Hierauf wagte man neue Angriffe, und zwar auf die vor allen unbestreitbaren Rechte
des Königs, indem man sich eine willkürliche Disposition mit dem preußischen
Truppencorps erlaubte, welches sich in Pommern unter General Bülow formiren sollte; man
forderte es auf, sich mit der Division des Herzogs von Belluno zu vereinigen, und stellte
es, ohne daß Se. Majestät dazu die Einwilligung gegeben, unter das Commando dieses
Marschalls.
Sodann wurde ein Verbot erlassen, in den von den französischen Truppen besetzten
preußischen Staaten durchaus keine Rekrutirungen vorzunehmen; dieses Untersagen war der
Befehl Sr. Kaiserl. Hoh. des Princen Vizekönigs von Italien, ohne Seine Majestät davon
im geringsten zu benachrichtigen.
Bis zu einem so schrecklichen Grade hat man sicher noch nie die Souverainetät
eines verbündeten Fürsten verletzt. Eine Menge von Nebenumständen, welche sich auf das
Obige beziehen, sind hier absichtlich übergangen, weil sie Ew. Excellenz und dem Herrn
Herzog von Bassano aus den dadurch veranlaßten unzähligen Reclamationen hinlänglich
bekannt sind. Zudem ist der Herr General von Krusemark beauftragt, dem Minister eine Note[1] zu überreichen, welche sich über eine Menge von Gegenständen
verbreiten wird, die augenfällig darthun, daß die französische Regierung selbst
dadurch, daß sie keinem einzigen der Hauptpuncte des Allianztractates Rechnung trug,
welche irgend zu Gunsten Preußens waren, indeß doch zu den wesentlichsten Bestandtheilen
desselben gehörten, und ohne die doch Preußen, mochten die Folgen seyn, welche sie
wollten, die ihm auferlegten Verbindlichkeiten niemals hätte eingehen können,
nunmehr den preußischen Staat von allen den wechselseitig übernommenen Verpflichtungen
frei zählt.
Jedermann ist die Lage bekannt, in welche sich Preußen in Folge dieser Umstände,
sowie im Allgemeinen durch die Ereignisse im vorigen Herbst und Winter,
versetzt sah. Sich selbst überlassen, und ohne auf eine wirksame Unterstützung von
derjenigen Macht rechnen zu dürfen, mit welcher es eng verbunden war, und die ihm nicht
einmal zugestand, was die strenge Gerechtigkeit mit sich brachte und
ihm so leicht hätte bewilligt werden können, sah Preußen zwei Drittheile
seiner Provinzen bis zur gänzlichen Erschöpfung gebracht und ihre Bewohner der
Verzweiflung preisgegeben. Was blieb ihm nun noch übrig, als sich selber zu rathen,
so gut es immer konnte, um seiner Selbsterhaltung und Wiederherstellung willen?

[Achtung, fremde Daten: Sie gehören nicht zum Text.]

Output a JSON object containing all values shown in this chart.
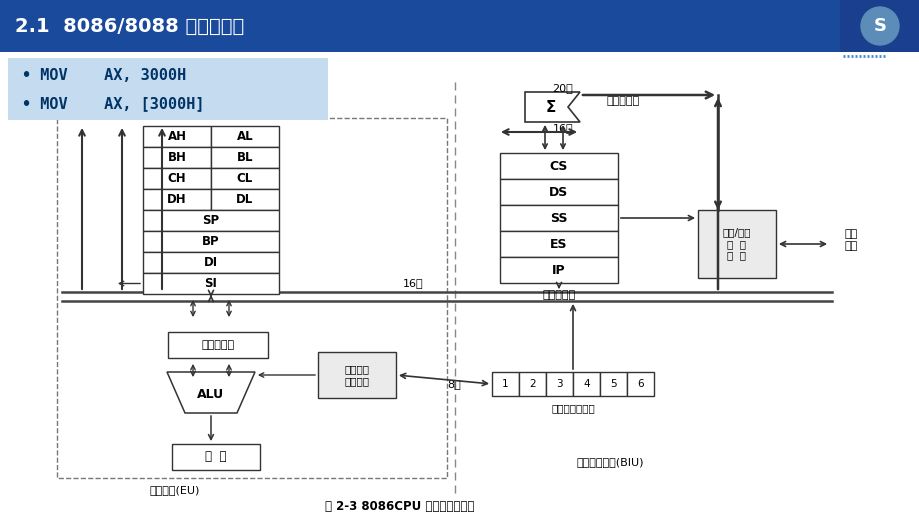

Jetzt mußte der König in der Liebe und dem Muthe seiner Völker, sowie in dem
hochherzigen Antheil, den eine andere große Macht an Seiner traurigen Lage nahm, die
Mittel suchen, Sich aus dieser Lage zu befreien und Seiner Monarchie jene Unabhängigkeit
zurückzugeben, die ihre künftige Wohlfahrt allein zu sichern mag.
Se. Majestät haben daher diejenigen Maaßregeln ergriffen, welche von so
dringenden Umständen geboten wurden. Sie haben Sich durch eine enge Allianz an Se.

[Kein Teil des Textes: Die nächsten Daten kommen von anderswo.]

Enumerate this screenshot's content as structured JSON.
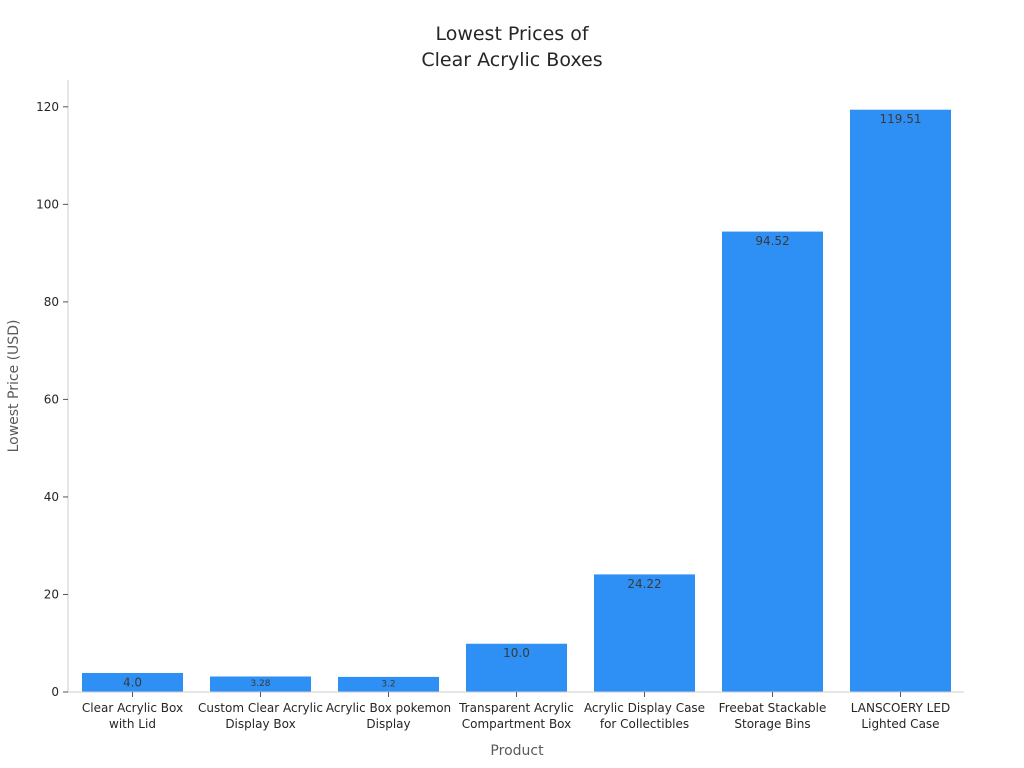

Majestät den Kaiser aller Reußen angeschlossen. Se. Maj. sind überzeugt, daß
Frankreich, wie ganz Europa, die mächtigen Beweggründe zu würdigen weiß, die Sie
zu diesem Schritte bestimmten. Das endliche Resultat, welches dieser Schritt bezweckt,
soll Friede seyn, welcher auf Grundlage der Billigkeit beruht und daher um so dauernder
seyn wird. Des Königs steter und heißester Wunsch war auf einen solchen
Frieden gerichtet und wenn die Vorsehung Seine Anstrengungen mit Segen krönt, wird Sr.

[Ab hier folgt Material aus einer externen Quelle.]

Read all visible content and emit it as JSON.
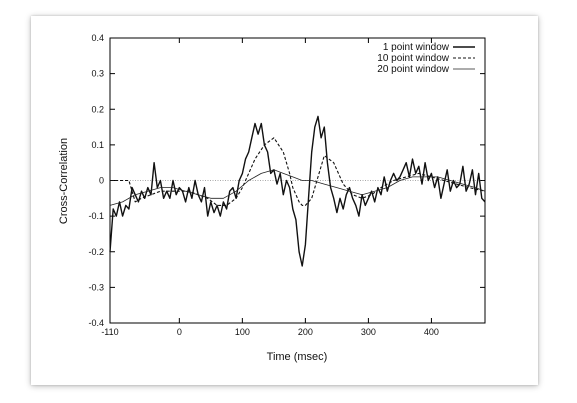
{
  "chart_data": {
    "type": "line",
    "title": "",
    "xlabel": "Time (msec)",
    "ylabel": "Cross-Correlation",
    "xlim": [
      -110,
      485
    ],
    "ylim": [
      -0.4,
      0.4
    ],
    "xticks": [
      -110,
      0,
      100,
      200,
      300,
      400
    ],
    "xtick_labels": [
      "-110",
      "0",
      "100",
      "200",
      "300",
      "400"
    ],
    "yticks": [
      0.4,
      0.3,
      0.2,
      0.1,
      0,
      -0.1,
      -0.2,
      -0.3,
      -0.4
    ],
    "ytick_labels": [
      "0.4",
      "0.3",
      "0.2",
      "0.1",
      "0",
      "-0.1",
      "-0.2",
      "-0.3",
      "-0.4"
    ],
    "grid": false,
    "legend_position": "top-right",
    "zero_line": true,
    "series": [
      {
        "name": "1 point window",
        "style": "solid-thick",
        "x": [
          -110,
          -105,
          -100,
          -95,
          -90,
          -85,
          -80,
          -75,
          -70,
          -65,
          -60,
          -55,
          -50,
          -45,
          -40,
          -35,
          -30,
          -25,
          -20,
          -15,
          -10,
          -5,
          0,
          5,
          10,
          15,
          20,
          25,
          30,
          35,
          40,
          45,
          50,
          55,
          60,
          65,
          70,
          75,
          80,
          85,
          90,
          95,
          100,
          105,
          110,
          115,
          120,
          125,
          130,
          135,
          140,
          145,
          150,
          155,
          160,
          165,
          170,
          175,
          180,
          185,
          190,
          195,
          200,
          205,
          210,
          215,
          220,
          225,
          230,
          235,
          240,
          245,
          250,
          255,
          260,
          265,
          270,
          275,
          280,
          285,
          290,
          295,
          300,
          305,
          310,
          315,
          320,
          325,
          330,
          335,
          340,
          345,
          350,
          355,
          360,
          365,
          370,
          375,
          380,
          385,
          390,
          395,
          400,
          405,
          410,
          415,
          420,
          425,
          430,
          435,
          440,
          445,
          450,
          455,
          460,
          465,
          470,
          475,
          480,
          485
        ],
        "y": [
          -0.2,
          -0.08,
          -0.1,
          -0.06,
          -0.1,
          -0.07,
          -0.08,
          -0.02,
          -0.04,
          -0.06,
          -0.03,
          -0.05,
          -0.02,
          -0.04,
          0.05,
          -0.02,
          0.0,
          -0.05,
          -0.03,
          -0.05,
          0.0,
          -0.04,
          -0.02,
          -0.03,
          -0.06,
          -0.02,
          -0.05,
          0.0,
          -0.04,
          -0.06,
          -0.02,
          -0.1,
          -0.06,
          -0.09,
          -0.07,
          -0.1,
          -0.06,
          -0.08,
          -0.03,
          -0.02,
          -0.05,
          0.0,
          0.02,
          0.06,
          0.08,
          0.12,
          0.16,
          0.13,
          0.16,
          0.1,
          0.08,
          0.02,
          0.03,
          -0.01,
          0.02,
          -0.04,
          0.0,
          -0.02,
          -0.08,
          -0.11,
          -0.2,
          -0.24,
          -0.18,
          -0.05,
          0.08,
          0.15,
          0.18,
          0.12,
          0.15,
          0.05,
          -0.02,
          -0.05,
          -0.09,
          -0.05,
          -0.08,
          -0.04,
          -0.02,
          -0.05,
          -0.07,
          -0.1,
          -0.04,
          -0.07,
          -0.05,
          -0.03,
          -0.06,
          -0.02,
          -0.04,
          0.01,
          -0.03,
          0.0,
          0.02,
          0.0,
          0.01,
          0.03,
          0.05,
          0.01,
          0.06,
          0.02,
          0.04,
          -0.01,
          0.05,
          0.0,
          0.02,
          -0.02,
          0.01,
          -0.05,
          -0.01,
          0.03,
          -0.03,
          0.0,
          -0.02,
          -0.01,
          0.04,
          -0.03,
          -0.01,
          0.03,
          -0.04,
          0.02,
          -0.05,
          -0.06
        ]
      },
      {
        "name": "10 point window",
        "style": "dashed",
        "x": [
          -110,
          -80,
          -70,
          -60,
          -45,
          -30,
          -15,
          0,
          15,
          30,
          45,
          60,
          75,
          90,
          100,
          110,
          120,
          135,
          150,
          165,
          175,
          180,
          190,
          195,
          200,
          210,
          220,
          230,
          245,
          260,
          275,
          290,
          305,
          320,
          340,
          360,
          380,
          400,
          420,
          440,
          460,
          485
        ],
        "y": [
          0.0,
          0.0,
          -0.06,
          -0.05,
          -0.04,
          -0.03,
          -0.03,
          -0.03,
          -0.03,
          -0.04,
          -0.05,
          -0.07,
          -0.07,
          -0.05,
          -0.02,
          0.02,
          0.06,
          0.1,
          0.12,
          0.08,
          0.02,
          -0.02,
          -0.06,
          -0.07,
          -0.07,
          -0.05,
          0.01,
          0.07,
          0.05,
          -0.01,
          -0.04,
          -0.05,
          -0.04,
          -0.02,
          0.0,
          0.01,
          0.02,
          0.01,
          0.0,
          -0.01,
          -0.02,
          -0.03
        ]
      },
      {
        "name": "20 point window",
        "style": "solid-thin",
        "x": [
          -110,
          -90,
          -70,
          -50,
          -30,
          -10,
          10,
          30,
          50,
          70,
          90,
          110,
          130,
          150,
          165,
          180,
          195,
          210,
          230,
          250,
          270,
          290,
          310,
          330,
          350,
          370,
          390,
          410,
          430,
          450,
          470,
          485
        ],
        "y": [
          -0.07,
          -0.06,
          -0.04,
          -0.03,
          -0.02,
          -0.02,
          -0.03,
          -0.04,
          -0.05,
          -0.05,
          -0.03,
          0.0,
          0.02,
          0.03,
          0.02,
          0.01,
          0.0,
          0.0,
          -0.01,
          -0.02,
          -0.03,
          -0.04,
          -0.03,
          -0.02,
          0.0,
          0.01,
          0.01,
          0.01,
          0.0,
          -0.01,
          -0.02,
          -0.03
        ]
      }
    ]
  }
}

Majestät höchstes Glück seyn, dazu beitragen zu können, daß der Menschheit die
daraus entspringenden Wohlthaten auch zu Theil werden.
Der Unterzeichnete hat die Ehre, dem Herrn Grafen von St. Marsan die
Versicherung seiner hohen Achtung zu wiederholen.
Breslau, den 16. März 1813.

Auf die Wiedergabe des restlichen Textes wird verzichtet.